Performing infrared roof moisture surveys while standing on the roof is not the best method because imagery from a walk-on survey is not as useful as aerial imagery. The same laws of physics apply to both aerial IR and on-roof IR. A dry roof, low winds and no rain are needed on the night of the survey. However, the “window” when the roof is radiating heat differently from wet and dry areas is longer with aerial infrared because slight nuances of temperatures over large areas are recognizable. A high angle of view and high resolution are needed to produce usable imagery. We use large-format infrared cameras, which have at least 512 x 512 staring array detectors (262,144 pixels). From an altitude of 1,200 – 1,500 feet above the roof with over a quarter of a million pixels, the ground resolution element is about six inches square.

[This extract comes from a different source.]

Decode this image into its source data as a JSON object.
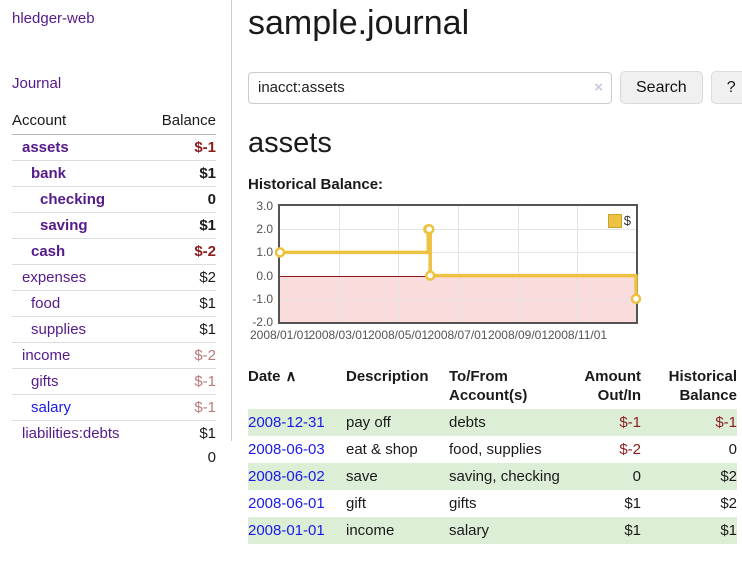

Visual photographs are taken earlier in the day or the next day. Both visual and infrared images are used to do the analysis by overlaying the AutoCAD drawing of the roof ‘over’ the digitized photographs and thermographs. The drawings are created indicating areas of suspected moisture contamination. The result is a report where visual, infrared and AutoCAD components (printed and video) are well matched and lined-up.


FIXED-WING AERIAL INFRARED IMAGING PROVIDES MANY ADVANTAGES OVER ON-ROOF INFRARED IMAGING:

  • Fixed-wing aerial infrared imaging provides many advantages over on-roof infrared imaging:
  • High-angle, straight down infrared images lessen reflection problems. High-resolution images capture large areas at once, making report writing easier and less expensive to produce.
  • Plan view allows for infrared images, visual images and AutoCAD drawings to be reconciled closely. As a result, the report is clear, concise and easy to understand (see Figure 4,5,6).
  • Plan view imaging allows accurate marking of areas of suspect roof moisture contamination.
  • The printed AutoCAD drawings can be used on the roof to paint areas of moisture contamination directly on the roof (after verification), if desired.
  • The trending of roof moisture becomes possible.

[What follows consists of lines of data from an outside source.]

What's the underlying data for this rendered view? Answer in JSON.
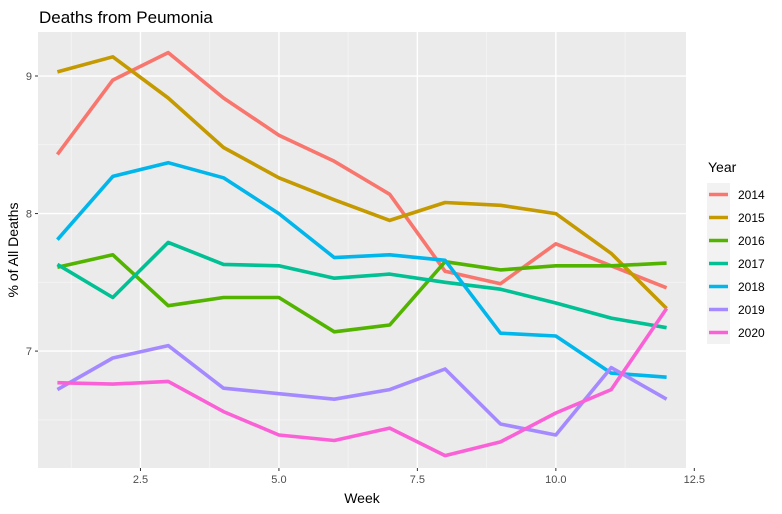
{
  "chart_data": {
    "type": "line",
    "title": "Deaths from Peumonia",
    "xlabel": "Week",
    "ylabel": "% of All Deaths",
    "xlim": [
      0.65,
      12.35
    ],
    "ylim": [
      6.15,
      9.32
    ],
    "x_ticks": [
      2.5,
      5.0,
      7.5,
      10.0,
      12.5
    ],
    "x_tick_labels": [
      "2.5",
      "5.0",
      "7.5",
      "10.0",
      "12.5"
    ],
    "y_ticks": [
      7,
      8,
      9
    ],
    "y_tick_labels": [
      "7",
      "8",
      "9"
    ],
    "grid": true,
    "legend_title": "Year",
    "legend_position": "right",
    "x": [
      1,
      2,
      3,
      4,
      5,
      6,
      7,
      8,
      9,
      10,
      11,
      12
    ],
    "series": [
      {
        "name": "2014",
        "color": "#F8766D",
        "values": [
          8.43,
          8.97,
          9.17,
          8.84,
          8.57,
          8.38,
          8.14,
          7.58,
          7.49,
          7.78,
          7.62,
          7.46
        ]
      },
      {
        "name": "2015",
        "color": "#C49A00",
        "values": [
          9.03,
          9.14,
          8.84,
          8.48,
          8.26,
          8.1,
          7.95,
          8.08,
          8.06,
          8.0,
          7.71,
          7.31
        ]
      },
      {
        "name": "2016",
        "color": "#53B400",
        "values": [
          7.61,
          7.7,
          7.33,
          7.39,
          7.39,
          7.14,
          7.19,
          7.65,
          7.59,
          7.62,
          7.62,
          7.64
        ]
      },
      {
        "name": "2017",
        "color": "#00C094",
        "values": [
          7.63,
          7.39,
          7.79,
          7.63,
          7.62,
          7.53,
          7.56,
          7.5,
          7.45,
          7.35,
          7.24,
          7.17
        ]
      },
      {
        "name": "2018",
        "color": "#00B6EB",
        "values": [
          7.81,
          8.27,
          8.37,
          8.26,
          8.0,
          7.68,
          7.7,
          7.66,
          7.13,
          7.11,
          6.84,
          6.81
        ]
      },
      {
        "name": "2019",
        "color": "#A58AFF",
        "values": [
          6.72,
          6.95,
          7.04,
          6.73,
          6.69,
          6.65,
          6.72,
          6.87,
          6.47,
          6.39,
          6.88,
          6.65
        ]
      },
      {
        "name": "2020",
        "color": "#FB61D7",
        "values": [
          6.77,
          6.76,
          6.78,
          6.56,
          6.39,
          6.35,
          6.44,
          6.24,
          6.34,
          6.55,
          6.72,
          7.31
        ]
      }
    ]
  }
}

AERIAL IR ALLOWS THE BUILDING OWNER TO BUY ONLY THE REPORT HE NEEDS AT THAT TIME.

  • Further processing can be done on roof areas of specific concern. The report components are as follows in order by cost:
  • Unedited videotape. The raw videotape of the infrared flight over the building.
  • Edited videotape. An edited videotape can be made from the original digital video.
  • Printed thermographs. Printed infrared thermographs of each roof section can be captured and printed in high-resolution.
  • Aerial photographs. Printed digital and/or conventional photographs of the roof (straight down) and site (beauty shots of the building and property) can be printed. Note: A straight down photograph of a roof section aids significantly in the infrared analysis, showing stains, equipment and roof boundaries, etc.
  • AutoCAD drawings. Accurate AutoCAD drawings can be made, then printed and saved to disk
  • Digital and printed report. A complete quantitative aerial infrared roof moisture survey report would include all of the above, printed in high resolution and saved to a CD.

The biggest advantage of aerial infrared is on roofs that are the most difficult to image from any distance or angle. Roofs that, for instance, have a lot of ballast, are covered with reflective coatings or for whatever reason are impossible to image from the roof. With high-resolution, plan view aerial imagery, slight nuances of temperature can be seen from far enough away to actually see the pattern of heat and make a determination of where the problems are.